Al cabo de un par de días, Manolito llama a Francis, la amiga de Juana:

– “Francis, ¿¡a que no sabes de qué me he enterado!?”

– “No, pero ya puedes estar contándomelo.” -le contesta la otra.

Y se lo cuenta, sí, pero añadirá que además se compró un perro. A todo esto, cuando Francis llega a su casa, le comenta a su marido:

– “Fíjate Juana, que tonta llega a ser que se encontró dinero en la calle y en vez de comprarse un collar de la DolcheGañana, va y se compra un perro.. y que feo el perrroooo.”

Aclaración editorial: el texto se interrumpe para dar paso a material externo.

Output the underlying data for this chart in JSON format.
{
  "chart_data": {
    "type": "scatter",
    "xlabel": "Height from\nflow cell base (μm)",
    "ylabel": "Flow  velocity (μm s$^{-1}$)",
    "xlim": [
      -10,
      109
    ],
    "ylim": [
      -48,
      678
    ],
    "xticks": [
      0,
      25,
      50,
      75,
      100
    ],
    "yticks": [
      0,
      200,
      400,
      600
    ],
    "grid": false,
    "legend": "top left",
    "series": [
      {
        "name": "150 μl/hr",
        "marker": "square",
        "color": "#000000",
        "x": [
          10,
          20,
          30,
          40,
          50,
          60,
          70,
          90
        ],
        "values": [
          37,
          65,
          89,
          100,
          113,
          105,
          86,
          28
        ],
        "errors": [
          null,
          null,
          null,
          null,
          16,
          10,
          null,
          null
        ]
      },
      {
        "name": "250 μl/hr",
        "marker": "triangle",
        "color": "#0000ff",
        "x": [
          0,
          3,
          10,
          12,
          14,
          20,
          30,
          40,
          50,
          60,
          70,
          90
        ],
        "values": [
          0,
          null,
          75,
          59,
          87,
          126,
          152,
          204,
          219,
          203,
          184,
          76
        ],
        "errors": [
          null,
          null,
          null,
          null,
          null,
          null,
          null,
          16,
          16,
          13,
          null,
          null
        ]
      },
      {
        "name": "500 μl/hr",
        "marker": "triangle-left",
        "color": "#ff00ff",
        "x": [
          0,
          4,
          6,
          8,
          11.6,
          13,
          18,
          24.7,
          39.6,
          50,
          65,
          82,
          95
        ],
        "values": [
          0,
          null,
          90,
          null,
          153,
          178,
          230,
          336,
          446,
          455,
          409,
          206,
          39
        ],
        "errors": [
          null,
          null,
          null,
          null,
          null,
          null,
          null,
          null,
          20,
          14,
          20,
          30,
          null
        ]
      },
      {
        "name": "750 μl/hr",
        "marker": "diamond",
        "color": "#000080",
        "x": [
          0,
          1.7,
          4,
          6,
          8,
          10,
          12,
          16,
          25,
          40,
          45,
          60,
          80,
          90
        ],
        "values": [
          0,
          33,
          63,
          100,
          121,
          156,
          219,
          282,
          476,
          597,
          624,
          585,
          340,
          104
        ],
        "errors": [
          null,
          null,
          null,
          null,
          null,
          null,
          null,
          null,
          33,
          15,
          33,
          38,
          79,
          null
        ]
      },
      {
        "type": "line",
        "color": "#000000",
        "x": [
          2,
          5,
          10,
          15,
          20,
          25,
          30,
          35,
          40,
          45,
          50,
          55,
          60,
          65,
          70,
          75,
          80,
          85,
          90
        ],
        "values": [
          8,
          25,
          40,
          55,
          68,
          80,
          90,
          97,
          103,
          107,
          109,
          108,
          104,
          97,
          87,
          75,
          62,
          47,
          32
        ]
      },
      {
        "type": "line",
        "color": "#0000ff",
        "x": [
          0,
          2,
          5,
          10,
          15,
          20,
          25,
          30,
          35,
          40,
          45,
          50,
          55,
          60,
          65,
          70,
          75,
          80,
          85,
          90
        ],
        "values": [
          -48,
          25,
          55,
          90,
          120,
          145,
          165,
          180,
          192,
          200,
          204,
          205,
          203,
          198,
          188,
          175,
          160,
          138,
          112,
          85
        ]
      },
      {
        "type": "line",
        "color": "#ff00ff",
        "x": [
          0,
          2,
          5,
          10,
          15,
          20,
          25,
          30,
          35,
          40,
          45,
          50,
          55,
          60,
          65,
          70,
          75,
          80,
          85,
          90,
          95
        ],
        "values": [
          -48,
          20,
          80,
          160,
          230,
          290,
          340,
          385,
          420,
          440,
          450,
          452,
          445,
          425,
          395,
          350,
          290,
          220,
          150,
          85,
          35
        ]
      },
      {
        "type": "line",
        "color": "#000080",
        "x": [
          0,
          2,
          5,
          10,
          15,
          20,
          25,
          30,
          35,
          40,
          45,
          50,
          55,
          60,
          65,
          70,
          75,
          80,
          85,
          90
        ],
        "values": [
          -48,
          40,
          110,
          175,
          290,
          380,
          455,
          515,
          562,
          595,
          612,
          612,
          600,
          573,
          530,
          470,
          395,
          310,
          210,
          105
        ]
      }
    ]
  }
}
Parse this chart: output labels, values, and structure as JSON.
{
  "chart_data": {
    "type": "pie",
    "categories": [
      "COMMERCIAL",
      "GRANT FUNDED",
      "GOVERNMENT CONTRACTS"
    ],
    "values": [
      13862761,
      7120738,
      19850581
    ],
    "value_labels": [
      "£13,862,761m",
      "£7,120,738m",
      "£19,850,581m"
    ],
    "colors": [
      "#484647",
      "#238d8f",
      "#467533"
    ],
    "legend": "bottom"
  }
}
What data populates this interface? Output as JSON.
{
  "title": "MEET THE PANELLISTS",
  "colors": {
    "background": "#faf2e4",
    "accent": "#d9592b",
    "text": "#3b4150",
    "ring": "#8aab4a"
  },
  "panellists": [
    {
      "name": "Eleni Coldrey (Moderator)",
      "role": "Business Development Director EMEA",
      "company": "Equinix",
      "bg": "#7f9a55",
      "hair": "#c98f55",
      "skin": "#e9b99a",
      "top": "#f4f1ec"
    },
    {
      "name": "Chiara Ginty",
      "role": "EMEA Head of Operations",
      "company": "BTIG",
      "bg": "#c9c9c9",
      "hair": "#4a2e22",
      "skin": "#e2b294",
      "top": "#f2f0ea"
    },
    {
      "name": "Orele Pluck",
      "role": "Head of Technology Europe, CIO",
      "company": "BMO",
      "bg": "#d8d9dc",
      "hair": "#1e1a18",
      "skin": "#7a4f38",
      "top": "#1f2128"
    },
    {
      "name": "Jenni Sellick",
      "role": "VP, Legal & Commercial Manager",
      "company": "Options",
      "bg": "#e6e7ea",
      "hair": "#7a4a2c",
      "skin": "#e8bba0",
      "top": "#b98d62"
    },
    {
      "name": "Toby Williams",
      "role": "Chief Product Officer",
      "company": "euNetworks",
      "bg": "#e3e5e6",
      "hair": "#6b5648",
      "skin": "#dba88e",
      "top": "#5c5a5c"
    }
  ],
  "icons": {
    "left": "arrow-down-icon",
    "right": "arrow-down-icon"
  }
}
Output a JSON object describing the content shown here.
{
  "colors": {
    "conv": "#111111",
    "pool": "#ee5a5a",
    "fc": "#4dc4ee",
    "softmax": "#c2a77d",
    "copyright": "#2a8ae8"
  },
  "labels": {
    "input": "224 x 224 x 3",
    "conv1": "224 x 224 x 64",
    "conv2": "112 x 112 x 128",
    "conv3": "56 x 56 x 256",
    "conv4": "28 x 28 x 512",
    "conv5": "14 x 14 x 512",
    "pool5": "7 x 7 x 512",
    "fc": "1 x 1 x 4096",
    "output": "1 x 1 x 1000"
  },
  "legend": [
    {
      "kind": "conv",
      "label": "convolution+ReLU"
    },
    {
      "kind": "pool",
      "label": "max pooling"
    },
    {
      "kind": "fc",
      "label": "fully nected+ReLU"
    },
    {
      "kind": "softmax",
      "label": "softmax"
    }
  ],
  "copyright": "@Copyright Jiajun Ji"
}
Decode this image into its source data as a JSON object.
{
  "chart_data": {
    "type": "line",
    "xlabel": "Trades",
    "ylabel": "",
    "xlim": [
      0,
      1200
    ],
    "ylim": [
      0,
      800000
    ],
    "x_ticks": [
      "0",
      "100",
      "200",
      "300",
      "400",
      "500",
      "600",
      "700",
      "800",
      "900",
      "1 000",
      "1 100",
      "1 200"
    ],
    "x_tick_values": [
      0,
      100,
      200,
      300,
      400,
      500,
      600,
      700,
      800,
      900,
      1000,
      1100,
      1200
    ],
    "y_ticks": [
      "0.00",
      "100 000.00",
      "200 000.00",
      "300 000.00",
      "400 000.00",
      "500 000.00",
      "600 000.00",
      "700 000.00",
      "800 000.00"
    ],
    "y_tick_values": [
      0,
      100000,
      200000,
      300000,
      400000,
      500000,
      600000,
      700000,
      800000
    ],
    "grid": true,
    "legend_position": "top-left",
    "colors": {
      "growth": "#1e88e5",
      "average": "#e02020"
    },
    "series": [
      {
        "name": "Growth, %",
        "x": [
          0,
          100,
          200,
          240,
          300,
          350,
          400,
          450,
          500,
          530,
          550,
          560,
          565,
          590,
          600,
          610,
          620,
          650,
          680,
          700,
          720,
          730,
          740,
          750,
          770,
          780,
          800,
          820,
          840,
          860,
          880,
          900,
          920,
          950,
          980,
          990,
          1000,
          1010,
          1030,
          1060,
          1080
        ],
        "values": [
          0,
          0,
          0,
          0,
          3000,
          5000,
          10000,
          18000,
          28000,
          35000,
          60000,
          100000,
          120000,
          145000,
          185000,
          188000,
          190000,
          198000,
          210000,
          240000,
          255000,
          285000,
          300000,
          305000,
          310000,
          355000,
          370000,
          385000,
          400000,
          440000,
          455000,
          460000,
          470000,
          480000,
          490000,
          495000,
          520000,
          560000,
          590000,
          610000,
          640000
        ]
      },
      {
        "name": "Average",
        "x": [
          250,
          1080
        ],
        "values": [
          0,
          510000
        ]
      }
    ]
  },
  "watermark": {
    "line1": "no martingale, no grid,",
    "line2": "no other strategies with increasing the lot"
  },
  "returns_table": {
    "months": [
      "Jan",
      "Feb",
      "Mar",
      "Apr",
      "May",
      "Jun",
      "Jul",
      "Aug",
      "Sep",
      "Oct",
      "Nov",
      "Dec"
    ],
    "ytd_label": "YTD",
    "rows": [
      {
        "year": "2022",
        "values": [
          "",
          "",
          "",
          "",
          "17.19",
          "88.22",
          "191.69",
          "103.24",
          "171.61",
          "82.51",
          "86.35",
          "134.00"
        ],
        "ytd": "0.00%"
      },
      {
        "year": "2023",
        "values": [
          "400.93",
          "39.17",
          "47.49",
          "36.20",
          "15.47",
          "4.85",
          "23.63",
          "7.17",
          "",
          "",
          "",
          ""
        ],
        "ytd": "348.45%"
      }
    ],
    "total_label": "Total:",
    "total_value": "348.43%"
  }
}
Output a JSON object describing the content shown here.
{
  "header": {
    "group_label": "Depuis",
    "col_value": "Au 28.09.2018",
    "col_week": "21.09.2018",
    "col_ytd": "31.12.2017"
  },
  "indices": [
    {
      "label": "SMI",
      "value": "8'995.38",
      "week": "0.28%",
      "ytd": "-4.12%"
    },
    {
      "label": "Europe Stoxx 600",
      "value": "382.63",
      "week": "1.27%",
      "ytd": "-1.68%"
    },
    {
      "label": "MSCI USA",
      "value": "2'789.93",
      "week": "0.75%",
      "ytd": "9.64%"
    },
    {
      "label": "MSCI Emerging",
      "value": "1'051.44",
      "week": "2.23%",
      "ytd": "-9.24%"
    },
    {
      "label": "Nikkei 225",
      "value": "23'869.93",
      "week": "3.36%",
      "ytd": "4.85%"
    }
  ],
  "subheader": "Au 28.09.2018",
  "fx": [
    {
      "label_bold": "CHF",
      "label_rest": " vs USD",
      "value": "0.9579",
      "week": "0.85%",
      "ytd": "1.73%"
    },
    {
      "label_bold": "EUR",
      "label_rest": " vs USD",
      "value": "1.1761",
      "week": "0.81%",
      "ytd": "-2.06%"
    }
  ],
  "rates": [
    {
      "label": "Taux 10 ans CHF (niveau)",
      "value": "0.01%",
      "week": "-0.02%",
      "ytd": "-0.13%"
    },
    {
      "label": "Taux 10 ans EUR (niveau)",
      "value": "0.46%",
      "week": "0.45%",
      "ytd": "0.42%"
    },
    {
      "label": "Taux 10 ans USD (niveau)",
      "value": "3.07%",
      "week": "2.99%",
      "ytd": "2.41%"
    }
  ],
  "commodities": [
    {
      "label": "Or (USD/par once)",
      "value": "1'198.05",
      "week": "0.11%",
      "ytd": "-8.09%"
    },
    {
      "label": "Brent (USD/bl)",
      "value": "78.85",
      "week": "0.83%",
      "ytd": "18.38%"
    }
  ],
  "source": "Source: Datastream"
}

Y evidentemente el pitorreo es de muy señor mío.

Hace relativamente poco, leí una web con un artículo muy interesante sobre el tema, que hablaba precisamente de eso. Y claro, después de leerlo, y hacerse una reflexión (ligera, no es necesario grandes esfuerzos) y conociendo la tendencia de la gente a exagerar las cosas y contarlas a su manera, llegamos al punto de las preguntas:

– ¿Vale la pena esforzarse por inventarse una historia basada en hechos reales?

– ¿Beneficia al objeto de los cotilleos, el cotilleo en sí?

– ¿Realmente, es necesario conocer detalles de la vida de los demás?

– ¿Realmente da tanto placer el chismorrear para que la costumbre sea tan extensa en tantas culturas distintas?

– ¿Solo a las mujeres les gusta el murmullo?

– ¿De donde viene esta afición al chismorreo?

Y las más importantes:

– ¿Que pasaría si hubiese una presidenta chismosa en el Tribunal Supremo de Justicia?

– ¿Porqué el “cuac” de los patos no tiene eco?

Ante tantas dudas, que apuesto alguna vez mis “fans” se han  hecho, solo me queda dejar las cuestiones al aire y decir:

El que es capaz de dominarse hasta sonreír en la mayor de sus dificultades, es el que ha llegado a poseer la sabiduría de la vida.